Surprise caught Tag. “When?”
“Snake brought him in this morning. It was his choice. Handed his prospect vest back with a thanks, but nah.”
What a waste. “Did he get banned?”
“Nah. Rider said he’s welcome as a hangaround.”
“Shame to lose him.” Tag remarked, “but he’s been fucking up for a while. Guess he decided he couldn’t cut it.”
Hawk shrugged unbothered, “easy come, easy go.”
Tag laughed, the VP was all about the emotion. Not.
They parted and Tag headed down to the gym. He needed to work out some of his aggression before he went to his place.

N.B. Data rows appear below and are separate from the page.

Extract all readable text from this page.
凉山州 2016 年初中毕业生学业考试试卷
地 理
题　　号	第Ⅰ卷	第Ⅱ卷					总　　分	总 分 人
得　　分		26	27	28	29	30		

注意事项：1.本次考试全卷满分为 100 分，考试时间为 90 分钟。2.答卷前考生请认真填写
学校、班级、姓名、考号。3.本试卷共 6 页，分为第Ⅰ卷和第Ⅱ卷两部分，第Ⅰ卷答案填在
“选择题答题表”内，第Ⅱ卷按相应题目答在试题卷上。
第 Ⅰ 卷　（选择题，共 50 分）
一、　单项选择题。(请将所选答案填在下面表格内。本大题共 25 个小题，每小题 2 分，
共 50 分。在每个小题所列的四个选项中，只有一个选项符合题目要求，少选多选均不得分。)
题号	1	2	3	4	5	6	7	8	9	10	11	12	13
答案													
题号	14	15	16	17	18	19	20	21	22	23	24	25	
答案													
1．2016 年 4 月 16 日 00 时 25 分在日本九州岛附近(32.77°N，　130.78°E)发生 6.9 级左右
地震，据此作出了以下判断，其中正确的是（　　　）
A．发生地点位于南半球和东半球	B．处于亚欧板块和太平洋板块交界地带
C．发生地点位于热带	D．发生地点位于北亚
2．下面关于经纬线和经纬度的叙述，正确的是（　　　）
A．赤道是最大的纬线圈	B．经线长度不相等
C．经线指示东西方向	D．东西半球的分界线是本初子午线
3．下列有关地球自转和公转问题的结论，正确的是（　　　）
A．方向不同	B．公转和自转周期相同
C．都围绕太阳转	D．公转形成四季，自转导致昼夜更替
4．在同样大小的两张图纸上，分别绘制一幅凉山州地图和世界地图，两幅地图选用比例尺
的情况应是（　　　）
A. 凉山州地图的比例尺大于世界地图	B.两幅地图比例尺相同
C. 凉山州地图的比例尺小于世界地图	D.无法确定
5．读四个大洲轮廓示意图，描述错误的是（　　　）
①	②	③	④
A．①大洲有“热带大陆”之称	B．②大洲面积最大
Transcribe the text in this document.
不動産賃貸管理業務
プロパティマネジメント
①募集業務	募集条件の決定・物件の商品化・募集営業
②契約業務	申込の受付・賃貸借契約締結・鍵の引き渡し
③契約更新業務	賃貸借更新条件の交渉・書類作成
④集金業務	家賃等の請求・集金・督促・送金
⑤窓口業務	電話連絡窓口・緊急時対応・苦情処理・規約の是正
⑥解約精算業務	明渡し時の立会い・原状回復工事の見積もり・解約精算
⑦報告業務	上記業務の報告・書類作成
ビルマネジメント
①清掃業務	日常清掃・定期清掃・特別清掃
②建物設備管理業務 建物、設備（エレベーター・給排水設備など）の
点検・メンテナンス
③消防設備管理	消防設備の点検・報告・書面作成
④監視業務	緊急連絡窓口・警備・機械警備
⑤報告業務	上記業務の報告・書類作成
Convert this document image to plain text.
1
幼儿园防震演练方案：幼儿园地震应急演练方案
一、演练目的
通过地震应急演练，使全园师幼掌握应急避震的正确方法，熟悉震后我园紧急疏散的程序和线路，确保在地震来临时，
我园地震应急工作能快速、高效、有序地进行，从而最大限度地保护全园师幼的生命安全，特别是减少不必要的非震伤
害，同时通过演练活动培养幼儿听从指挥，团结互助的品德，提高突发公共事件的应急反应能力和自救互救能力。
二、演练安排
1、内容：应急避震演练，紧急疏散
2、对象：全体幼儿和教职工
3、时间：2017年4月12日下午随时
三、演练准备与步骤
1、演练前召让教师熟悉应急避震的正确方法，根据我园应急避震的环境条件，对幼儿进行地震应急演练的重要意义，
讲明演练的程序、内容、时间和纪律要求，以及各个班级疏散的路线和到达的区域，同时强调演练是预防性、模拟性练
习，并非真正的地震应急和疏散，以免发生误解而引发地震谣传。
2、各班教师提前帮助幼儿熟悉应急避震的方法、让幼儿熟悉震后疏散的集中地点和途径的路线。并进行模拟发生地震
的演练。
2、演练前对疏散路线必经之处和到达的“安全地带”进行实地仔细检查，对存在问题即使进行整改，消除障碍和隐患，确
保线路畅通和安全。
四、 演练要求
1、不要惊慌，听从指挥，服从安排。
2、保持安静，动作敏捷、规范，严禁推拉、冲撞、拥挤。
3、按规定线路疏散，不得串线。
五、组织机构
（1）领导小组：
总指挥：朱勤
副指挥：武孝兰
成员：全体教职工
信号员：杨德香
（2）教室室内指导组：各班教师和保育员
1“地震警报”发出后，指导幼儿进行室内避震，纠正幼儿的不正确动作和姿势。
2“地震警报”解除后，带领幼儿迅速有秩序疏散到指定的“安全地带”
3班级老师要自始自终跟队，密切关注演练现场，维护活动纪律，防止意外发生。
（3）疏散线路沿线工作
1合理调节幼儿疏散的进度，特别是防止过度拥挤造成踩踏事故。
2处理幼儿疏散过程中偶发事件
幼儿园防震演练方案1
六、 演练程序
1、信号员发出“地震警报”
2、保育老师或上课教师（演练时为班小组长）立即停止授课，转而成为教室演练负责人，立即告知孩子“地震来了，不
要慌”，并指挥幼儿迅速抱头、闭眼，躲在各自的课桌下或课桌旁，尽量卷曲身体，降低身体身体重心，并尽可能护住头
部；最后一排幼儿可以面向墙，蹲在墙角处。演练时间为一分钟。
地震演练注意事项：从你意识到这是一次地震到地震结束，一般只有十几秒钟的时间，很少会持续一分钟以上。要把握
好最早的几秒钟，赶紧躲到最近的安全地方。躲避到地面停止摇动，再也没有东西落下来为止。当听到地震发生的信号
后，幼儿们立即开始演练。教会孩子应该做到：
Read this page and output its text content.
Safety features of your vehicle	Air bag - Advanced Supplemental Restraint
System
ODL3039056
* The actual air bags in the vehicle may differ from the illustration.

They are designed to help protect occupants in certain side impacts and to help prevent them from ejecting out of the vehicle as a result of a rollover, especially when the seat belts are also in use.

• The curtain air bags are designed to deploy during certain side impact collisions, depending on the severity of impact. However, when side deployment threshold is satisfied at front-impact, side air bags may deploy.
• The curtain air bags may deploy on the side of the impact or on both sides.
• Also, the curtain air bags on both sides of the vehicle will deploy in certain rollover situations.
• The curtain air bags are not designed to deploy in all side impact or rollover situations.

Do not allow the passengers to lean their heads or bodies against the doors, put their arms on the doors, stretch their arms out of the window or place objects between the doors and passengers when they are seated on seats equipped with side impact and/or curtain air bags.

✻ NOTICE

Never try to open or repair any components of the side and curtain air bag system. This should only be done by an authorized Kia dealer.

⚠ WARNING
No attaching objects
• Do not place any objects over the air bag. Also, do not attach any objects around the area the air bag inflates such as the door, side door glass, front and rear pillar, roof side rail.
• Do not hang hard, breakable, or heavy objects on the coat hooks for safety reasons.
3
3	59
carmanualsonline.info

Three sparring partners later, sweat running down his face, he was still trying to reach peace.
One more round, he decided.
“You next, prospect.” He pointed, bouncing on his toes.
* * *
Marianna thought evading Tag would help clear her thoughts.
But it didn’t.
Not at all.
She craved him like a teen girl worshipped a popstar.
For two days he prowled around her—silent as a ghost, like he was marking his territory.
She’d pissed him off by leaving.
Two days of awkward smiles before she scuttled off to work on invoices and gym upkeep.
Marianna still made sure he got his lunch and vitamin water.
Two days of Tag’s scent following her wherever she went.
It was pretty apparent she had no will of her own when he was around.
Craving his nearness and his calming influence.
When he was close she didn’t feel so alone.
As far as she could see, all Marianna had left was to take what Anatoly offered her.
That thought put vomit into her throat.
If it were just her, she’d rather die than do it. But this was for her children.
Every possibility had to be considered carefully.
Needing to apologize to Tag for her behavior, she came through the gym doors carrying a baggie of I’m sorry cookies she’d baked for him this morning, shivering from the frosty morning.